A Agência Nacional de Vigilância Sanitária (Anvisa) anunciou, em 6 de maio de 2026, a implementação de um Plano de Farmacovigilância Ativa para acompanhar os efeitos adversos associados aos medicamentos agonistas do receptor do GLP‑1, conhecidos popularmente como canetas emagrecedoras.
A medida representa mudança na estratégia da agência, que deixa de depender exclusivamente de relatos voluntários de pacientes e profissionais de saúde e passa a realizar monitoramento proativo em parceria com serviços de saúde. O objetivo é identificar de forma sistemática reações adversas, sobretudo em situações de uso fora das indicações aprovadas.

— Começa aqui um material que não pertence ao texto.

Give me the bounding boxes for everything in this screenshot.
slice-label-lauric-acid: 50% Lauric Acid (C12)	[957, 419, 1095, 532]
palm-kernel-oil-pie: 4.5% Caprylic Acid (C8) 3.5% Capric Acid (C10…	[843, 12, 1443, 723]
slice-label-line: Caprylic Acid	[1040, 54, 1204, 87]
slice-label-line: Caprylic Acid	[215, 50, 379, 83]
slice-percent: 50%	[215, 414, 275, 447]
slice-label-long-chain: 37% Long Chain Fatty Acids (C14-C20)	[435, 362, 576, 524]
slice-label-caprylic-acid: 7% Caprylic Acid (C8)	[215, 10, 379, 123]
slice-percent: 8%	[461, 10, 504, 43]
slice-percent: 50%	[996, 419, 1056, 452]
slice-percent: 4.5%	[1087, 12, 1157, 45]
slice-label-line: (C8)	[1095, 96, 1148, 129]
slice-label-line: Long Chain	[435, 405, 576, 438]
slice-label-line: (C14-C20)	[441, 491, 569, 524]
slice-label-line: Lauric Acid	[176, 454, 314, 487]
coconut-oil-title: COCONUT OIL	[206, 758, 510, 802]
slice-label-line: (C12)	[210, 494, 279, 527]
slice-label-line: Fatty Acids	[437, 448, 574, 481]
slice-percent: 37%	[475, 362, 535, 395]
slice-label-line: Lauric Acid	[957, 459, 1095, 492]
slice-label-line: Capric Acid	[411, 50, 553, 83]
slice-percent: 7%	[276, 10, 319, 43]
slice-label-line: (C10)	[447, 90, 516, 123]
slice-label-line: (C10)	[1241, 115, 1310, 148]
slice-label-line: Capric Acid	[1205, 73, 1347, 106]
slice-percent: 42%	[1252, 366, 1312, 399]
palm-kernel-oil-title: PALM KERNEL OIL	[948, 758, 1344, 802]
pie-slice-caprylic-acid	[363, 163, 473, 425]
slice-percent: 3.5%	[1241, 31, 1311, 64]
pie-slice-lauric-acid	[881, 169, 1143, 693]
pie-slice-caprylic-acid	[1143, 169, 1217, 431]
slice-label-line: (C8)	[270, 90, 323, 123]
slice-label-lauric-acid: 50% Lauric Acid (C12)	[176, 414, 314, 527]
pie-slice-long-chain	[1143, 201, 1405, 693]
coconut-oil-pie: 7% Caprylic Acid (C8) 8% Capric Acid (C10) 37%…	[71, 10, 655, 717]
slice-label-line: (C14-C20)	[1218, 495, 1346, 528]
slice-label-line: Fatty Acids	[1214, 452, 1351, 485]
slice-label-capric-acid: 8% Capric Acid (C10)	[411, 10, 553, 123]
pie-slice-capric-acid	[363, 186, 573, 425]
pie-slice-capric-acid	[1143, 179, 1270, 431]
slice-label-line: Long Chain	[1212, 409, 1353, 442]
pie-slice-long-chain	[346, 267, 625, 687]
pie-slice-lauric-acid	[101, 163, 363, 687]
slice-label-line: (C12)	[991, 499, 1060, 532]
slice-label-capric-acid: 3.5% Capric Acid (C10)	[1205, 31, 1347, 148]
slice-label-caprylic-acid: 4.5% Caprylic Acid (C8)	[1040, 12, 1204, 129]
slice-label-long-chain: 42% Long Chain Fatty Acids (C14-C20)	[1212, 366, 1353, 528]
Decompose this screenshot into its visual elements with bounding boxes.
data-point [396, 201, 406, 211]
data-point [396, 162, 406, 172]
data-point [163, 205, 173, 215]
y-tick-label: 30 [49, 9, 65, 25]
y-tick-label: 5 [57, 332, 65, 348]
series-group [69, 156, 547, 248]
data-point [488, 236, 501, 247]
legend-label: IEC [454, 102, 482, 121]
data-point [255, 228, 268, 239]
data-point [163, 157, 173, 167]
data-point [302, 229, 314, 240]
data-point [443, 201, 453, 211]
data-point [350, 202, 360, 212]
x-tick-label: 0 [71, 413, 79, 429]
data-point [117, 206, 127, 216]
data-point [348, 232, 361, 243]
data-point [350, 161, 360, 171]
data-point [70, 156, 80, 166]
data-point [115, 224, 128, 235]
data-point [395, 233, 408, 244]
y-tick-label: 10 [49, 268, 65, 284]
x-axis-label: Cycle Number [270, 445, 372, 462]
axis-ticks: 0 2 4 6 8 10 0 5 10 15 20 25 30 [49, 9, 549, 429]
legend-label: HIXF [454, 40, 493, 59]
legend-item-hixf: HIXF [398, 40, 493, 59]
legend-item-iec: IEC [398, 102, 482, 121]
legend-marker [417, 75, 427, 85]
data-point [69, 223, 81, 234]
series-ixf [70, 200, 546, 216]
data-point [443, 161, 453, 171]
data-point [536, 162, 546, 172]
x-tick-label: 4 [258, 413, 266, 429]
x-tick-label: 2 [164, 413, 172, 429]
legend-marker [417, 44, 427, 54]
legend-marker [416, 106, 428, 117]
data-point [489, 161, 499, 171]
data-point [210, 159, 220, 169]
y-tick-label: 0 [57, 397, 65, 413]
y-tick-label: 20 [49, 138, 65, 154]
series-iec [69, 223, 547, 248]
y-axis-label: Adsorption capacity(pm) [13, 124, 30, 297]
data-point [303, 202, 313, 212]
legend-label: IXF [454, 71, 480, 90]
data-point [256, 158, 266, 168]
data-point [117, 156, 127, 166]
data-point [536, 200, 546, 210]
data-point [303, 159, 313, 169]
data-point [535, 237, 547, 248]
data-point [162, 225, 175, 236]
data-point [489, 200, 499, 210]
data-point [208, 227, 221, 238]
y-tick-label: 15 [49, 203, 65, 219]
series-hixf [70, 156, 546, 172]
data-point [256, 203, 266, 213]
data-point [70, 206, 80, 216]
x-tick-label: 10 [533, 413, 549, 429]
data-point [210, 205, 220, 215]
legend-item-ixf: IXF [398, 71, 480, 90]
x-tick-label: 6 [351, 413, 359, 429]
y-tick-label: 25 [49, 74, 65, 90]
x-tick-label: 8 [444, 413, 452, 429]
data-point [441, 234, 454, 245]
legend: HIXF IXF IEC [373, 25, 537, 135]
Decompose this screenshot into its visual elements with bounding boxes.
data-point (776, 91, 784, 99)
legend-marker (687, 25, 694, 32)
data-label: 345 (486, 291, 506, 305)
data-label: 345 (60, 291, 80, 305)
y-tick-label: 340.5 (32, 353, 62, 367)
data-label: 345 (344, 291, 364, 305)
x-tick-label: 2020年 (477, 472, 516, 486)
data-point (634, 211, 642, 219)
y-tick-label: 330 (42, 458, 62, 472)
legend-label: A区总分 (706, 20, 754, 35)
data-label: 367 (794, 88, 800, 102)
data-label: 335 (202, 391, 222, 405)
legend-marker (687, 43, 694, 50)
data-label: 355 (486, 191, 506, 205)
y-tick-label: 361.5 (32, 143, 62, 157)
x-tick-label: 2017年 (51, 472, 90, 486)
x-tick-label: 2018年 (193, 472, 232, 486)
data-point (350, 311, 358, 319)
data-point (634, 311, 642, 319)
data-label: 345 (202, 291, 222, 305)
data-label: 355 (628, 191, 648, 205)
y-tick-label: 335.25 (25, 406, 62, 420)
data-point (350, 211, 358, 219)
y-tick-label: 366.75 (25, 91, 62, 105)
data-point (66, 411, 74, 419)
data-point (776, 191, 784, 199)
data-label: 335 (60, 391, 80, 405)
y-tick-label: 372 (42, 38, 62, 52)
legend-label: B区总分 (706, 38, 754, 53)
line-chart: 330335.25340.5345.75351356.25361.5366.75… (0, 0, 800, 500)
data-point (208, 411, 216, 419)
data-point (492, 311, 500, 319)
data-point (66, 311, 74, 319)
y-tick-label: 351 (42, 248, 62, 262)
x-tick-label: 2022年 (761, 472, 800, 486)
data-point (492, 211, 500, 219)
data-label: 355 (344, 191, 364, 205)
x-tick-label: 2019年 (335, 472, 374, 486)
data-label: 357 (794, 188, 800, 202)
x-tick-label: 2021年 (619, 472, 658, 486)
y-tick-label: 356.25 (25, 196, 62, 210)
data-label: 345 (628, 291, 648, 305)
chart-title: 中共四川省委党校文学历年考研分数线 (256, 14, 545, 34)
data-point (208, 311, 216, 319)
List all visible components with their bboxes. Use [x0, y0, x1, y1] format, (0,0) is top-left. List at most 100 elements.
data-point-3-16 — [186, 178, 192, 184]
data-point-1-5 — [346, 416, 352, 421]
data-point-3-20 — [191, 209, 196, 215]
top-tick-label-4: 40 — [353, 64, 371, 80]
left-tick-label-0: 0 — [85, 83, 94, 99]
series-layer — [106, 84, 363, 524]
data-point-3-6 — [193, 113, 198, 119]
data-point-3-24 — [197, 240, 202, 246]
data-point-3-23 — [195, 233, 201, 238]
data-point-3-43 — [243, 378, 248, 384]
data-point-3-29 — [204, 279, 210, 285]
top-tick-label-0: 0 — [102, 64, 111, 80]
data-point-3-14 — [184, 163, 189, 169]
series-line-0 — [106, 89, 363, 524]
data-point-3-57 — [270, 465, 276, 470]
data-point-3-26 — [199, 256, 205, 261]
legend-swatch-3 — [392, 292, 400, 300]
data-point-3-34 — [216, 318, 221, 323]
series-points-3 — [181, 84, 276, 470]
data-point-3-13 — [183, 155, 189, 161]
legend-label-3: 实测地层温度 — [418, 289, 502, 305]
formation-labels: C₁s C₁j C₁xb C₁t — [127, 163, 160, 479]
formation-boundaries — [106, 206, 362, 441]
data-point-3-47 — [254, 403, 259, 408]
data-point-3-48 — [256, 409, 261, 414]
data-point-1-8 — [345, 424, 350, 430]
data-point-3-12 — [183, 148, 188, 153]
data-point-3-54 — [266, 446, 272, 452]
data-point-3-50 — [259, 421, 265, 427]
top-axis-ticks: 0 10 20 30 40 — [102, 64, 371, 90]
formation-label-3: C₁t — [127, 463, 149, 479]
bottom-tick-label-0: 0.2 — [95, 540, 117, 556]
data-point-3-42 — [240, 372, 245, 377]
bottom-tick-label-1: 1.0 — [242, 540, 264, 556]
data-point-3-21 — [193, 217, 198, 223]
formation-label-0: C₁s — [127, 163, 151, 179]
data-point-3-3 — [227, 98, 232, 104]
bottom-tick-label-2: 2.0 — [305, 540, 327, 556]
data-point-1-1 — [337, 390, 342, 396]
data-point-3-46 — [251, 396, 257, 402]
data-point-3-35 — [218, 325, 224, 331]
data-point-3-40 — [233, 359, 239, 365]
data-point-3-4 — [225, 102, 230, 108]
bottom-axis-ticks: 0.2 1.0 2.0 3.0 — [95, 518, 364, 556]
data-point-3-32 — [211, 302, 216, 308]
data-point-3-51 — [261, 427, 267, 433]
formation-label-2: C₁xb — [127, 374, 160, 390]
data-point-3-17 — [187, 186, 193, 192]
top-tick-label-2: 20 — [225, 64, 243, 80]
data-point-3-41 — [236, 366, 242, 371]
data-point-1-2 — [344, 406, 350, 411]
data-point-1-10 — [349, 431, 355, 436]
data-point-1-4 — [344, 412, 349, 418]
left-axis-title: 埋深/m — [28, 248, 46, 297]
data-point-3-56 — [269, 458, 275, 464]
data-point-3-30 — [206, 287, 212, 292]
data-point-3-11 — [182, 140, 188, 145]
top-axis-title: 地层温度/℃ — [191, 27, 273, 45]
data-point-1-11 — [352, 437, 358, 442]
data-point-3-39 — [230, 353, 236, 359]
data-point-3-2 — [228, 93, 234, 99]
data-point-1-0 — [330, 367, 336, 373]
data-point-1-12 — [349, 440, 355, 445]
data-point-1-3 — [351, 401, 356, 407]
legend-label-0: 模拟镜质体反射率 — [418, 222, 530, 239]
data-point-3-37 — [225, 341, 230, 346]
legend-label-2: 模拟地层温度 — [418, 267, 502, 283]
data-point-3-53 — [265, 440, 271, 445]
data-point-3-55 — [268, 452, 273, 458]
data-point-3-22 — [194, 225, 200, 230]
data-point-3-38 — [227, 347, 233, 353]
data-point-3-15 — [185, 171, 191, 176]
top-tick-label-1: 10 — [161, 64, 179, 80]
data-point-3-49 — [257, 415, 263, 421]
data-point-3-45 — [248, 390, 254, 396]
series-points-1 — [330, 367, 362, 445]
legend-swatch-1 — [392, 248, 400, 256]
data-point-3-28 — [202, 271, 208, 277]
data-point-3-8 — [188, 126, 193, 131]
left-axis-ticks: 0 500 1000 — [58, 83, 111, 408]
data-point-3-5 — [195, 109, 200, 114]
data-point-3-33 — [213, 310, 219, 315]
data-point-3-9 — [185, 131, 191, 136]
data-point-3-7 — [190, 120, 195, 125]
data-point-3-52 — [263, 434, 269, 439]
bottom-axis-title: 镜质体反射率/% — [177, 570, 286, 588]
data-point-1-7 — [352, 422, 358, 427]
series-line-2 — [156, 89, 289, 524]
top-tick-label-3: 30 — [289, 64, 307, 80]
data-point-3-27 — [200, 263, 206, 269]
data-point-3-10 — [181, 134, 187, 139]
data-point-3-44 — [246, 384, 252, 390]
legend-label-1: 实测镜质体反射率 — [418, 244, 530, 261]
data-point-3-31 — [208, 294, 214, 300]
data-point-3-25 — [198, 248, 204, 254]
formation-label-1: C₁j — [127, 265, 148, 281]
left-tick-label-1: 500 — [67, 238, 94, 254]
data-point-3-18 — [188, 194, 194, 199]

Segundo o diretor Thiago Lopes Cardoso Campos, a iniciativa responde ao “crescimento expressivo do consumo” desses medicamentos e ao aumento de complicações no país. Entre 2018 e março de 2026, foram registradas 2.965 notificações de eventos adversos relacionados a esse grupo de fármacos, com concentração de relatos em 2025 e predominância de casos associados à semaglutida (semaglutide).
“Estamos diante de medicamentos com benefícios comprovados para o tratamento do diabetes e da obesidade, mas cujo uso tem se expandido para situações fora das indicações aprovadas, frequentemente sem acompanhamento clínico adequado”, afirmou Campos durante a 7ª reunião pública da diretoria da Anvisa.
O diretor também alertou para a circulação de produtos falsificados, manipulados em condições inadequadas ou de procedência desconhecida, apontando risco sanitário grave e lembrando que a venda de medicamentos irregulares configura crime previsto no artigo 273 do Código Penal. Veja o texto legal: Decreto-lei nº 2.848/1940 (Código Penal).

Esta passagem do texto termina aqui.